Magnificent Comeback

This is wonderful news. The bald eagle is likely to be removed from the endangered species list within the year:

Seven years after the government said the fierce raptor is no longer threatened with extinction, officials finally have a plan for removing it from the endangered species list."Partly it just fell through the cracks," said Jamie Rappaport Clark, executive vice president of Defenders of Wildlife, who proposed delisting the bird in 1999 while she was President Clinton's Fish and Wildlife Service director. The process has taken far longer than the typical year, partly because updated counts are required from each of the states, and some of those have rules that add red tape.

Clark called the bald eagle "a success story" for the embattled Endangered Species Act, which Republicans in Congress and the Bush administration have been pushing to reshape so that more responsibility is given to private landowners instead of the federal government.

"Across the range, you can't deny the incredible success of the return of the bald eagle," she said. "A lot of attention, energy and money was put into its recovery."

The bird has battled back from the threat of extinction because of habitat loss and the pesticide DDT.

The Interior Department's Fish and Wildlife Service issued draft voluntary guidelines spelling out how landowners, land managers and others should protect the bird once the 1973 law no longer safeguards it. It also proposed prohibitions on "disturbing" the bald eagle, which could include anything that would disrupt its breeding, feeding or sheltering or cause injury, death or nest abandonment.

Officials said Monday's action could lead to the bald eagle coming off the endangered species list within the next year or so.

Hall said at least 7,066 known nesting pairs now exist in the contiguous United States. The bald eagle's territory stretches over much of the North American continent. Tens of thousands more live in Alaska and Canada, where their existence never was imperiled.
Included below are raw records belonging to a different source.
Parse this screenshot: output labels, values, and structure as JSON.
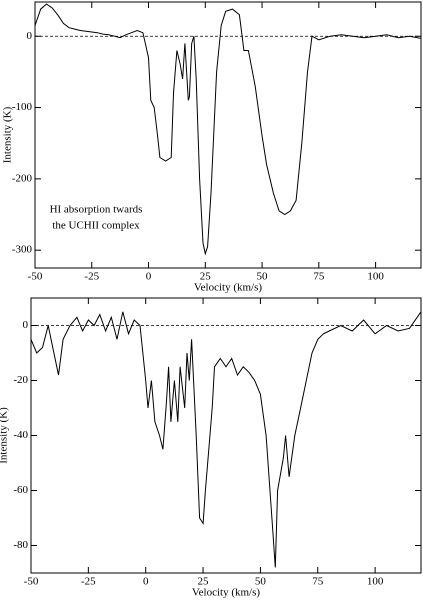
{
  "chart_data": [
    {
      "type": "line",
      "xlabel": "Velocity (km/s)",
      "ylabel": "Intensity (K)",
      "annotation": [
        "HI absorption twards",
        "the UCHII complex"
      ],
      "xlim": [
        -50,
        120
      ],
      "ylim": [
        -325,
        48
      ],
      "xticks": [
        -50,
        -25,
        0,
        25,
        50,
        75,
        100
      ],
      "yticks": [
        -300,
        -200,
        -100,
        0
      ],
      "hline": 0,
      "series": [
        {
          "color": "#000000",
          "x": [
            -50,
            -47.5,
            -45,
            -42.5,
            -40,
            -37.5,
            -35,
            -32.5,
            -30,
            -27.5,
            -25,
            -22.5,
            -20,
            -17.5,
            -15,
            -12.5,
            -10,
            -7.5,
            -5,
            -2.5,
            0,
            1,
            2.5,
            4,
            5,
            7.5,
            10,
            11,
            12.5,
            14,
            15,
            16,
            17.5,
            18,
            19,
            20,
            21,
            22.5,
            24,
            25,
            26,
            27.5,
            30,
            32,
            34,
            37,
            40,
            42,
            44,
            47,
            50,
            52,
            55,
            57.5,
            60,
            62.5,
            65,
            67.5,
            70,
            72,
            75,
            80,
            85,
            90,
            95,
            100,
            105,
            110,
            115,
            120
          ],
          "values": [
            15,
            38,
            45,
            40,
            30,
            18,
            12,
            10,
            8,
            7,
            6,
            5,
            3,
            2,
            0,
            -2,
            2,
            5,
            8,
            5,
            -30,
            -90,
            -100,
            -140,
            -170,
            -175,
            -170,
            -80,
            -20,
            -40,
            -60,
            -10,
            -90,
            -85,
            -10,
            0,
            -60,
            -200,
            -290,
            -305,
            -295,
            -220,
            -50,
            15,
            35,
            38,
            30,
            -20,
            -20,
            -70,
            -140,
            -180,
            -220,
            -245,
            -250,
            -245,
            -230,
            -150,
            -50,
            0,
            -5,
            0,
            2,
            0,
            -2,
            0,
            2,
            -2,
            0,
            -3
          ]
        }
      ]
    },
    {
      "type": "line",
      "xlabel": "Velocity (km/s)",
      "ylabel": "Intensity (K)",
      "xlim": [
        -50,
        120
      ],
      "ylim": [
        -90,
        10
      ],
      "xticks": [
        -50,
        -25,
        0,
        25,
        50,
        75,
        100
      ],
      "yticks": [
        -80,
        -60,
        -40,
        -20,
        0
      ],
      "hline": 0,
      "series": [
        {
          "color": "#000000",
          "x": [
            -50,
            -47.5,
            -45,
            -42.5,
            -40,
            -38,
            -36,
            -33,
            -30,
            -27.5,
            -25,
            -22.5,
            -20,
            -17.5,
            -15,
            -12.5,
            -10,
            -7.5,
            -5,
            -2.5,
            0,
            1,
            2.5,
            4,
            6,
            7.5,
            9,
            10,
            11,
            12.5,
            14,
            15,
            17,
            18,
            19,
            20,
            22,
            23.5,
            25,
            26,
            27.5,
            29,
            30,
            32.5,
            35,
            37.5,
            40,
            42.5,
            45,
            47.5,
            50,
            52.5,
            55,
            56.5,
            57.5,
            60,
            61,
            62.5,
            65,
            67.5,
            70,
            72.5,
            75,
            77.5,
            80,
            85,
            90,
            95,
            100,
            105,
            110,
            115,
            120
          ],
          "values": [
            -5,
            -10,
            -8,
            0,
            -10,
            -18,
            -5,
            0,
            3,
            -2,
            2,
            0,
            4,
            -2,
            3,
            -5,
            5,
            -3,
            2,
            0,
            -20,
            -30,
            -20,
            -35,
            -40,
            -45,
            -28,
            -15,
            -35,
            -20,
            -35,
            -15,
            -30,
            -10,
            -20,
            -5,
            -40,
            -70,
            -72,
            -60,
            -45,
            -30,
            -15,
            -12,
            -15,
            -12,
            -18,
            -15,
            -17,
            -20,
            -25,
            -40,
            -70,
            -88,
            -60,
            -48,
            -40,
            -55,
            -40,
            -30,
            -20,
            -10,
            -5,
            -3,
            -2,
            0,
            -2,
            2,
            -3,
            0,
            -2,
            -1,
            5
          ]
        }
      ]
    }
  ]
}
However, 43 years ago, there were just 417 known nesting pairs left in the lower 48 states, mainly because of the widespread use of DDT and other pesticides that weakened the bald eagle's eggshells and reduced its birth rate. The brown-bodied bird with the distinctive white head and tail also suffered from lead poisoning - eating waterfowl pierced by a hunter's lead shot.

In 1967, under a law that preceded the Endangered Species Act, the bald eagle was declared an endangered species in the lower 48. In 1972, the Fish and Wildlife officials in 1978 listed the bald eagle as endangered in 43 states and threatened in Washington, Oregon, Minnesota, Michigan and Wisconsin. The government hatched detailed recovery plans, with specific population and reproduction goals. Sometimes eggs were imported from Canada and installed at artificial eyries.
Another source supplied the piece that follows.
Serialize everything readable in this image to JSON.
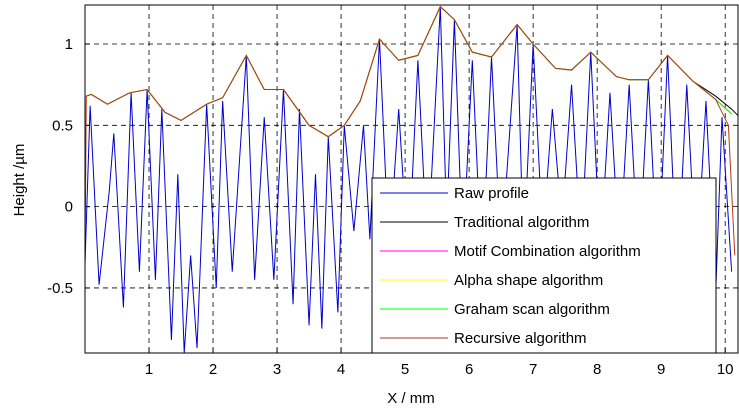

By 1995, the species had rebounded enough to be reclassified as threatened throughout the lower 48.

In 1970, when I first came to live near the Susquehanna River in southcentral Pennsylvania the sight of an eagle was exceedingly rare except perhaps during fall migration. Now they are nesting up and down the river and concentrating in its basin during the winter.

On a recent trip in January to the Conowingo dam in Maryland there were eight birds perched on a single power line tower and a dozen within a single binocular field of each other. They would sit until one of their number sallied forth to seize a fish and then a half dozen would give chase to try to dislodge the morsel from the talons of the bird which caught it. They swooped and soared along the river bank a mere twenty feet above our heads as we basked in the beauty of these gorgeous birds spinning their pirouettes in the clear blue sky. They are indeed magnificent creatures and engineering their comeback is an example of a task that the federal government has done very well and for which future generations of Americans will be grateful.
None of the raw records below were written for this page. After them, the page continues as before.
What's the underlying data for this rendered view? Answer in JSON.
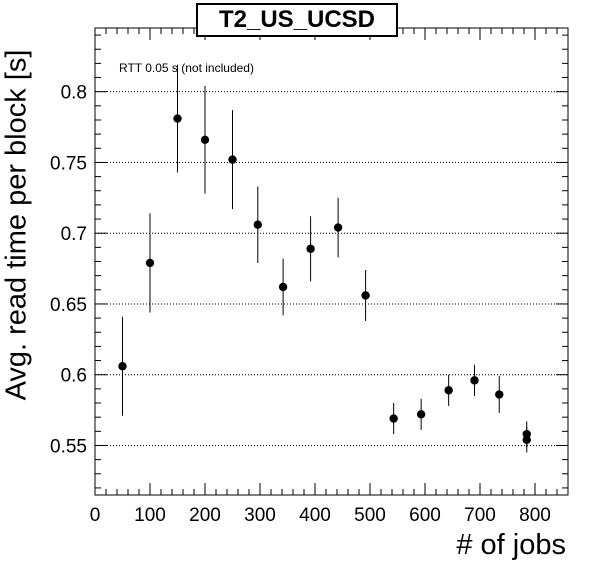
{
  "chart_data": {
    "type": "scatter",
    "title": "T2_US_UCSD",
    "annotation": "RTT 0.05 s (not included)",
    "xlabel": "# of jobs",
    "ylabel": "Avg. read time per block [s]",
    "xlim": [
      0,
      860
    ],
    "ylim": [
      0.515,
      0.845
    ],
    "xticks": [
      0,
      100,
      200,
      300,
      400,
      500,
      600,
      700,
      800
    ],
    "yticks": [
      0.55,
      0.6,
      0.65,
      0.7,
      0.75,
      0.8
    ],
    "ytick_labels": [
      "0.55",
      "0.6",
      "0.65",
      "0.7",
      "0.75",
      "0.8"
    ],
    "grid": "horizontal dotted",
    "points": [
      {
        "x": 50,
        "y": 0.606,
        "err": 0.035
      },
      {
        "x": 100,
        "y": 0.679,
        "err": 0.035
      },
      {
        "x": 150,
        "y": 0.781,
        "err": 0.038
      },
      {
        "x": 200,
        "y": 0.766,
        "err": 0.038
      },
      {
        "x": 250,
        "y": 0.752,
        "err": 0.035
      },
      {
        "x": 296,
        "y": 0.706,
        "err": 0.027
      },
      {
        "x": 342,
        "y": 0.662,
        "err": 0.02
      },
      {
        "x": 392,
        "y": 0.689,
        "err": 0.023
      },
      {
        "x": 442,
        "y": 0.704,
        "err": 0.021
      },
      {
        "x": 492,
        "y": 0.656,
        "err": 0.018
      },
      {
        "x": 543,
        "y": 0.569,
        "err": 0.011
      },
      {
        "x": 593,
        "y": 0.572,
        "err": 0.011
      },
      {
        "x": 643,
        "y": 0.589,
        "err": 0.011
      },
      {
        "x": 690,
        "y": 0.596,
        "err": 0.011
      },
      {
        "x": 735,
        "y": 0.586,
        "err": 0.013
      },
      {
        "x": 785,
        "y": 0.558,
        "err": 0.009
      },
      {
        "x": 785,
        "y": 0.554,
        "err": 0.009
      }
    ]
  }
}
Republicans should not begrudge the federal government the role they play in protecting our natural heritage. As we have said before, if being conservative means anything, it means conserving what is beautiful and good, not just in our traditions and our culture but also in our national resources, including our wildlife. A genuine conservative should not tolerate the loss or erosion of a single species of plant or animal due to greed or short-term economic expediency.